PLASTICS — Most of the litter found was made from some form of plastic, the most common being polystyrene (“Styrofoam”), polyethylene (plastic bottles and shopping bags), and polypropylene (straws).
Betty Rye Branch is a tributary of the Tennessee River. Eleven people attended, wore protective gear, and practiced social distancing along the creek.
“There is no easy solution to this problem. We do know that preventing plastics from entering waterways is an obvious solution and it is easier to remove garbage from the shorelines and shallow water of creeks and rivers. It is very difficult and inefficient to try to remove litter from deeper water. Another important solution is education and informing citizens that littering not only makes our community look trashy, it also impairs fishing and water quality,” added Whiteside.
The Tennessee River and its tributaries around Decatur, like Betty Rye Branch, are often collection zones for litter.

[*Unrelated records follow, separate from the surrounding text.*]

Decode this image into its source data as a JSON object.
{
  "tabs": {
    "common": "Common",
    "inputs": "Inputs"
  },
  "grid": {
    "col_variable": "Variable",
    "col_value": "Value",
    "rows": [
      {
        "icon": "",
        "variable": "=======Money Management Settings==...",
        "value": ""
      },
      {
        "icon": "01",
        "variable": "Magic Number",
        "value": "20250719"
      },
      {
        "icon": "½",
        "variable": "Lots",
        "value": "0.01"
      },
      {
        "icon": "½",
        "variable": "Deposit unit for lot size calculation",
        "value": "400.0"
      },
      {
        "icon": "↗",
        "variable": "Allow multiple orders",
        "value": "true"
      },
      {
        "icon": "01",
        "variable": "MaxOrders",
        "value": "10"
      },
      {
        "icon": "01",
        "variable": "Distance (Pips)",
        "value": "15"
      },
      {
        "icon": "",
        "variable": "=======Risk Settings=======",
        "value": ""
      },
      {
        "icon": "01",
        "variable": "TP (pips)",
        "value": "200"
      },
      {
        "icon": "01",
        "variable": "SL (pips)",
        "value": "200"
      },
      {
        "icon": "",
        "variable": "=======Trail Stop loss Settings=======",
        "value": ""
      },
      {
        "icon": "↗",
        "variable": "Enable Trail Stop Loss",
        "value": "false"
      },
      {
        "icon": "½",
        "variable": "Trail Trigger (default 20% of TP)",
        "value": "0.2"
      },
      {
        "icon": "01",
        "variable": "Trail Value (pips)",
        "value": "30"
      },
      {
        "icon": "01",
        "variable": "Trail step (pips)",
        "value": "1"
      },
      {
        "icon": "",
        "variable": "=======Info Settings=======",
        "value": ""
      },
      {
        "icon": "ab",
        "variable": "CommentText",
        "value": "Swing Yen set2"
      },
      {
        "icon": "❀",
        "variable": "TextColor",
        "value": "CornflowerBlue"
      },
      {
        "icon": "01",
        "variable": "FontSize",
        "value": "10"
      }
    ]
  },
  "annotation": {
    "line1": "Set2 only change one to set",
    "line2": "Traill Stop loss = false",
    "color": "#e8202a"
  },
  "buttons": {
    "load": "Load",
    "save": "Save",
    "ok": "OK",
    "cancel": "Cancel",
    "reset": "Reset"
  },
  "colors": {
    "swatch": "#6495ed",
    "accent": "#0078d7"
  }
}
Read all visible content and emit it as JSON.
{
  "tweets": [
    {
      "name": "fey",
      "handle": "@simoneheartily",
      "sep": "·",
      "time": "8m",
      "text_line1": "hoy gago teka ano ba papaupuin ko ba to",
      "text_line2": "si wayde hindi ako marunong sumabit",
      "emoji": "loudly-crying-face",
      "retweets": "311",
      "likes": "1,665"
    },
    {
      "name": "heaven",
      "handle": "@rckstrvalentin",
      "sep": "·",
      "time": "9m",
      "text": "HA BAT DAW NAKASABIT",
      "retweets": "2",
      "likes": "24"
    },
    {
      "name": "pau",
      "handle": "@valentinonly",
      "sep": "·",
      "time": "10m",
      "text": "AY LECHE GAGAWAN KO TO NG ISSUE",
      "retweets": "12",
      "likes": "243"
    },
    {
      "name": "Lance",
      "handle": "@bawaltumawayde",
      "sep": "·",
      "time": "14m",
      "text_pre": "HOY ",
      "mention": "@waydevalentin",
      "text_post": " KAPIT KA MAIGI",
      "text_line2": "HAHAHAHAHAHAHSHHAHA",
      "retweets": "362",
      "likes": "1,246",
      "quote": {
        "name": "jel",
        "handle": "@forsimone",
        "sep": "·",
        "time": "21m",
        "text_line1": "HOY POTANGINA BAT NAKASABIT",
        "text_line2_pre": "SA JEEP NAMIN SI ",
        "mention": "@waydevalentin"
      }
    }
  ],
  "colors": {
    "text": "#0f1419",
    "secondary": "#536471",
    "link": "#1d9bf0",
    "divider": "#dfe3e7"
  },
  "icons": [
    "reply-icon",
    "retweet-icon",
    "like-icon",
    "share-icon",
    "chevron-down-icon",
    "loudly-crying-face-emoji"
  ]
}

Litter that gets thrown out on streets will frequently flow into creeks and rivers after rain events via drainage systems. Unfortunately, this creates a situation where waterways receive a plethora of plastics. We now know that this garbage negatively impacts water quality and is much more than just a visible eyesore.
David Whiteside, Founder of Tennessee Riverkeeper said: “These events show that a few people can make a difference, and cleanups provide some hope for hundreds of thousands of citizens who are concerned about our blessed river and its tributaries. Clean water is a nonpartisan issue; we are all in this together.”